The July edition of the Googie Coffee Shops Bicycle Ride Series took us straight down La Brea to Chip’s Coffee Shop in the city of Hawthorne. Chip’s was built in 1957 to a design by architect Harry Harrison, and aside from the addition of a patio at its south end, appears to be pretty close to its original configuration.
The signage beckons. As Alan Hess observes in Googie Redux, “the extraordinary Chip’s signs are kinetically related to the movement of cars along the commercial strip” (112). The taller and larger sign is oriented toward the southbound traffic farther away, while nearer northbound traffic is addressed by five cylinders bearing independently the letters c-h-i-p-s.
The roof slope is not too steep and relatively subtle and undramatic, but tapered at each end, asymmetrically. There’s no telling whether there is any structural “truth” to this truss-like expression, but it’s a familiar googie move. Stylistically, Harrison’s coffee shop is a close relative of the work of Armét and Davis, most noticeably in the configuration where the roof slopes up toward the street, the interior space divided from exterior with only a minimal glazed storefront spanning from ground plane to roof.
Facing Hawthorne Boulevard, the roof is clipped in a zig-zag in plan, as if punched by a giant cookie cutter. The signage drums are simply and expediently constructed of expanded metal rolled into a hoop, encircled with a loop of neon at top and bottom for nighttime effect. Viewed against the bright sky, the overlapping metal creates a shifting moiré effect as the observer passes.

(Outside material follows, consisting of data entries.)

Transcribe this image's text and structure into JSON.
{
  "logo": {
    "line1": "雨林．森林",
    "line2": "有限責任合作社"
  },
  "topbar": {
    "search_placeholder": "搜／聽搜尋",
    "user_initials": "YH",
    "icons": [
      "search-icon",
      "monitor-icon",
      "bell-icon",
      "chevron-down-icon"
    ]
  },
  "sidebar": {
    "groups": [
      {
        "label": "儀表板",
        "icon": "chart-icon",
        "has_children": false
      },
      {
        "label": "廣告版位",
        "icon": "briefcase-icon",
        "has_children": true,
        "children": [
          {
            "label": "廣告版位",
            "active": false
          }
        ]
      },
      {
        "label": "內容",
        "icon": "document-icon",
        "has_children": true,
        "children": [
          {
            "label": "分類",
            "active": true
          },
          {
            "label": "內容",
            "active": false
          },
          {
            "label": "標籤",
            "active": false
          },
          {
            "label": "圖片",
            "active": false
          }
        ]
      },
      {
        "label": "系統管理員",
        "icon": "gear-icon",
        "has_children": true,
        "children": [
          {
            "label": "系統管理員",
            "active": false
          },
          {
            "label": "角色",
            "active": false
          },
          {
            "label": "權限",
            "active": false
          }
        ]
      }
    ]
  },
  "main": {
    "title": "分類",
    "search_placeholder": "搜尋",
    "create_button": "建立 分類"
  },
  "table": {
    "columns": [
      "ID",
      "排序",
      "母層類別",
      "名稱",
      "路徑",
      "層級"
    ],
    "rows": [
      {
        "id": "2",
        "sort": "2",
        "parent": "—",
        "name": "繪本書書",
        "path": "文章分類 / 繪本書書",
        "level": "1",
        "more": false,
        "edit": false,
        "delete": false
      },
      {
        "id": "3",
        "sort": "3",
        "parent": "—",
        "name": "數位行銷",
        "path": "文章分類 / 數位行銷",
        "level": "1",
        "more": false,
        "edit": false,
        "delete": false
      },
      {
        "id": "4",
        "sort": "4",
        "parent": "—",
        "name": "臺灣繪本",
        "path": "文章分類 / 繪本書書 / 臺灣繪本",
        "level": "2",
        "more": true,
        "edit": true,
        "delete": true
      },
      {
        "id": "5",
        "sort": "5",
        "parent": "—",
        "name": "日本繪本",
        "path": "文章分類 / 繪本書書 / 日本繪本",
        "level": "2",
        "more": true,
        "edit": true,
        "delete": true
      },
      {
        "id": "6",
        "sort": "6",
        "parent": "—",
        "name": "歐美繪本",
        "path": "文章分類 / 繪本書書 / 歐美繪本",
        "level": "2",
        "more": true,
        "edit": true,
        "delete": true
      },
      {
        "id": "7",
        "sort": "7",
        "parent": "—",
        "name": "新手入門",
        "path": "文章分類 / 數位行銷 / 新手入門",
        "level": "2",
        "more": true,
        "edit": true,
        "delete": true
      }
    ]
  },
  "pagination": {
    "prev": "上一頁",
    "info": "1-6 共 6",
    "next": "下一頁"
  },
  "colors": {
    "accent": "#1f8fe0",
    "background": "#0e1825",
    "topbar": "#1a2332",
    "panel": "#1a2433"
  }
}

As seen in the first picture, the drums sit on top of skinny steel posts, holding the drums a couple of feet above the plane of the top of roof; these posts also playfully extend down through the bottom of the soffit, such that the signage drums read like giant cocktail picks impaled through the roof slab.
The interior follows the Armét and Davis parti with its ceiling sloping up away from the kitchen toward the street, with the kitchen flanked by a counter and the window-wall flanked by banquettes.
Since becoming aware of it recently, I have been preoccupied by the “prospect-refuge theory” of geographer Jay Appleton, who argued that an innate desire for what he termed Prospect and Refuge lead to aesthetic preferences, which in turn might form a kind of ruleset for architects. Architect and writer Grant Hildebrand already beat me to this idea and has been applying the theory to architecture since the 1970s, so I know I’m not treading any new ground here, but I haven’t read either Appleton or Hildebrand yet so it’s all new to me.
I like the diagrammatic clarity of boiling coffee shop architecture down to a simple formula: glazed window wall as “prospect” + upsloped roof as “refuge” = objectively pleasing architectural space.